Editor’s Note: This excerpt, from a book by Jonathan Allen and Amie Parnes, first appeared on the left-wing site Salon. We reprint in part here.
Hillary tapped Kris Balderston, the hit list author, to keep the Clinton political network humming at State. A longtime lieutenant to both Clintons, Balderston, who called everyone “buddy,” liked to talk in salesman’s terms about Hillary’s “power to convene” and her commitment to making sure her partners could “do well by doing good.” What he meant was that Hillary could use the Clinton Rolodex to focus private-sector money, government power, and the expertise at colleges and nonprofits to solve global problems.

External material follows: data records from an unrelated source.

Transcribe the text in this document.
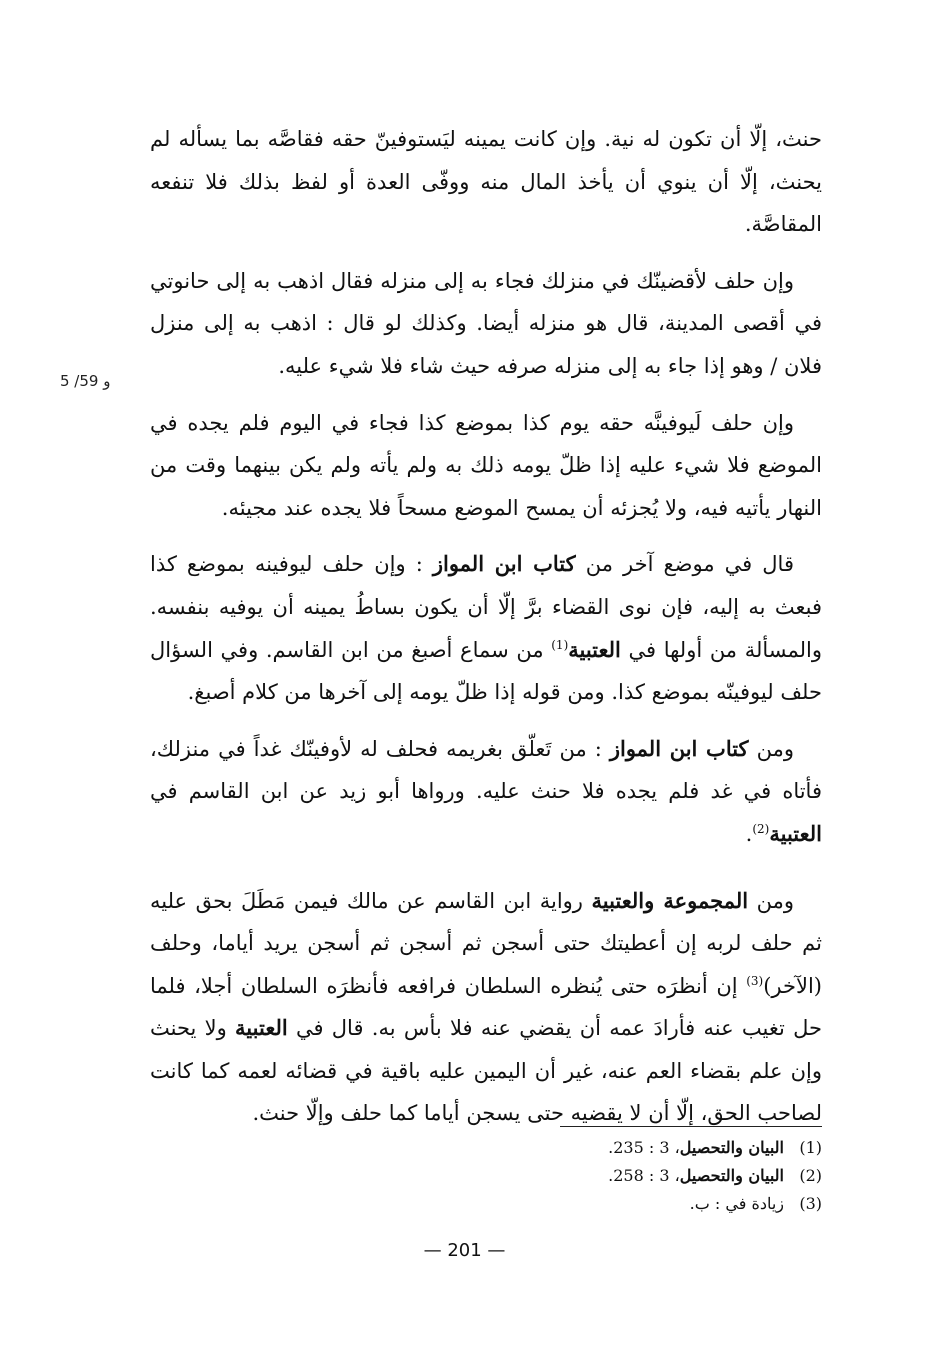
5 /59 و

حنث، إلّا أن تكون له نية. وإن كانت يمينه ليَستوفينّ حقه فقاصَّه بما يسأله لم يحنث، إلّا أن ينوي أن يأخذ المال منه ووفّى العدة أو لفظ بذلك فلا تنفعه المقاصَّة.

وإن حلف لأقضينّك في منزلك فجاء به إلى منزله فقال اذهب به إلى حانوتي في أقصى المدينة، قال هو منزله أيضا. وكذلك لو قال : اذهب به إلى منزل فلان / وهو إذا جاء به إلى منزله صرفه حيث شاء فلا شيء عليه.

وإن حلف لَيوفينَّه حقه يوم كذا بموضع كذا فجاء في اليوم فلم يجده في الموضع فلا شيء عليه إذا ظلّ يومه ذلك به ولم يأته ولم يكن بينهما وقت من النهار يأتيه فيه، ولا يُجزئه أن يمسح الموضع مسحاً فلا يجده عند مجيئه.

قال في موضع آخر من كتاب ابن المواز : وإن حلف ليوفينه بموضع كذا فبعث به إليه، فإن نوى القضاء برَّ إلّا أن يكون بساطُ يمينه أن يوفيه بنفسه. والمسألة من أولها في العتبية$^{(1)}$ من سماع أصبغ من ابن القاسم. وفي السؤال حلف ليوفينّه بموضع كذا. ومن قوله إذا ظلّ يومه إلى آخرها من كلام أصبغ.

ومن كتاب ابن المواز : من تَعلّق بغريمه فحلف له لأوفينّك غداً في منزلك، فأتاه في غد فلم يجده فلا حنث عليه. ورواها أبو زيد عن ابن القاسم في العتبية$^{(2)}$.

ومن المجموعة والعتبية رواية ابن القاسم عن مالك فيمن مَطَلَ بحق عليه ثم حلف لربه إن أعطيتك حتى أسجن ثم أسجن ثم أسجن يريد أياما، وحلف (الآخر)$^{(3)}$ إن أنظرَه حتى يُنظره السلطان فرافعه فأنظرَه السلطان أجلا، فلما حل تغيب عنه فأرادَ عمه أن يقضي عنه فلا بأس به. قال في العتبية ولا يحنث وإن علم بقضاء العم عنه، غير أن اليمين عليه باقية في قضائه لعمه كما كانت لصاحب الحق، إلّا أن لا يقضيه حتى يسجن أياما كما حلف وإلّا حنث.

(1)البيان والتحصيل، 3 : 235.
(2)البيان والتحصيل، 3 : 258.
(3)زيادة في : ب.
— 201 —
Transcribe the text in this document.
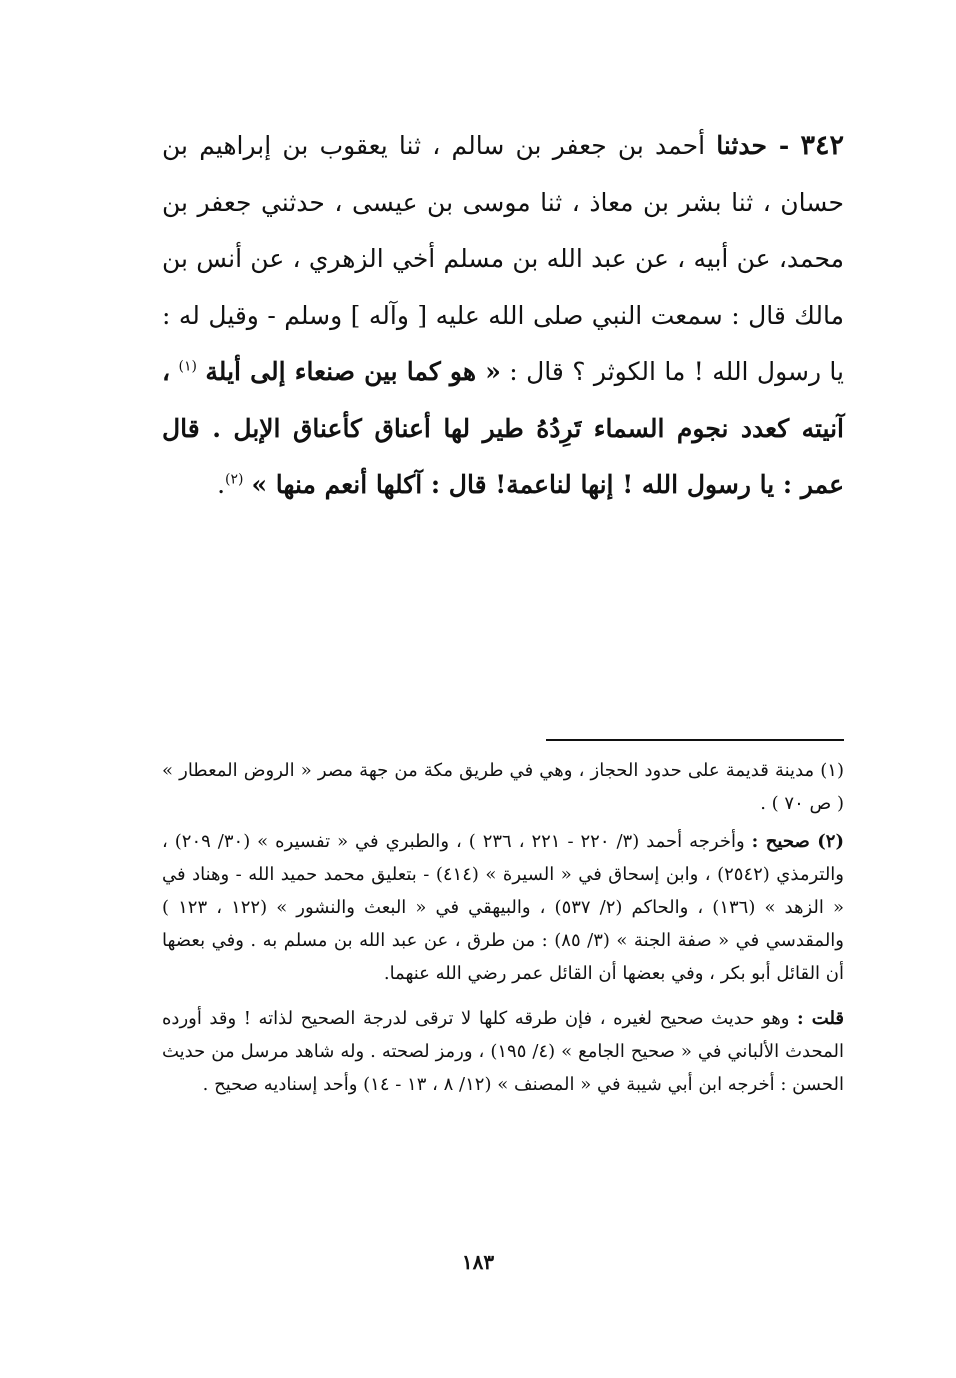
٣٤٢ - حدثنا أحمد بن جعفر بن سالم ، ثنا يعقوب بن إبراهيم بن حسان ، ثنا بشر بن معاذ ، ثنا موسى بن عيسى ، حدثني جعفر بن محمد، عن أبيه ، عن عبد الله بن مسلم أخي الزهري ، عن أنس بن مالك قال : سمعت النبي صلى الله عليه [ وآله ] وسلم - وقيل له : يا رسول الله ! ما الكوثر ؟ قال : « هو كما بين صنعاء إلى أيلة $^{(١)}$ ، آنيته كعدد نجوم السماء تَرِدُهُ طير لها أعناق كأعناق الإبل . قال عمر : يا رسول الله ! إنها لناعمة! قال : آكلها أنعم منها » $^{(٢)}$.

(١) مدينة قديمة على حدود الحجاز ، وهي في طريق مكة من جهة مصر « الروض المعطار » ( ص ٧٠ ) .

(٢) صحيح : وأخرجه أحمد (٣/ ٢٢٠ - ٢٢١ ، ٢٣٦ ) ، والطبري في « تفسيره » (٣٠/ ٢٠٩) ، والترمذي (٢٥٤٢) ، وابن إسحاق في « السيرة » (٤١٤) - بتعليق محمد حميد الله - وهناد في « الزهد » (١٣٦) ، والحاكم (٢/ ٥٣٧) ، والبيهقي في « البعث والنشور » (١٢٢ ، ١٢٣ ) والمقدسي في « صفة الجنة » (٣/ ٨٥) : من طرق ، عن عبد الله بن مسلم به . وفي بعضها أن القائل أبو بكر ، وفي بعضها أن القائل عمر رضي الله عنهما.

قلت : وهو حديث صحيح لغيره ، فإن طرقه كلها لا ترقى لدرجة الصحيح لذاته ! وقد أورده المحدث الألباني في « صحيح الجامع » (٤/ ١٩٥) ، ورمز لصحته . وله شاهد مرسل من حديث الحسن : أخرجه ابن أبي شيبة في « المصنف » (١٢/ ٨ ، ١٣ - ١٤) وأحد إسناديه صحيح .

١٨٣
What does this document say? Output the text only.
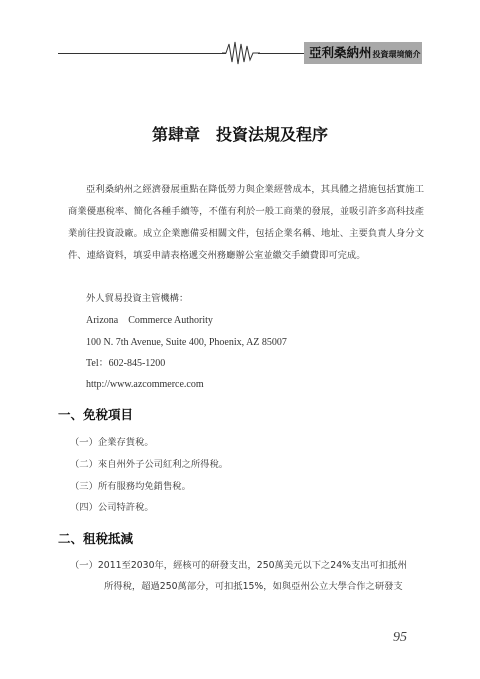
亞利桑納州投資環境簡介
第肆章　投資法規及程序

亞利桑納州之經濟發展重點在降低勞力與企業經營成本，其具體之措施包括實施工商業優惠稅率、簡化各種手續等，不僅有利於一般工商業的發展，並吸引許多高科技產業前往投資設廠。成立企業應備妥相關文件，包括企業名稱、地址、主要負責人身分文件、連絡資料，填妥申請表格遞交州務廳辦公室並繳交手續費即可完成。

外人貿易投資主管機構：
Arizona　Commerce Authority
100 N. 7th Avenue, Suite 400, Phoenix, AZ 85007
Tel：602-845-1200
http://www.azcommerce.com
一、免稅項目
（一）企業存貨稅。
（二）來自州外子公司紅利之所得稅。
（三）所有服務均免銷售稅。
（四）公司特許稅。
二、租稅抵減
（一）2011至2030年，經核可的研發支出，250萬美元以下之24%支出可扣抵州
所得稅，超過250萬部分，可扣抵15%，如與亞州公立大學合作之研發支
95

At best, they would do a public service and make a buck. At worst, they would make a powerful friend. Balderston became, for lack of a better term, Hillary’s special ops guy at State.
“It’s more than raising money,” said one source familiar with the concept. “It’s networking other people’s intellectual property, networks, lists, that sort of thing. You need somebody who does more than just raise money.” Just like the Clinton Global Initiative.
But intellectual property and network expansion would have to wait—Hillary needed cash. Balderston was still setting up the office when Hillary approached him at the end of February 2009. “I have the first project for you,” she said. The job: raise more than $60 million from the private sector in nine months. In an era of billion-dollar presidential campaigns, that might not sound like much jack. But the government generally doesn’t raise money from the private sector, in large part because of the potential for corporate donors to give with the expectation that they will get specific government actions in return. Moreover, Congress and the Bush administration had shunned the very initiative Hillary wanted Balderston to execute.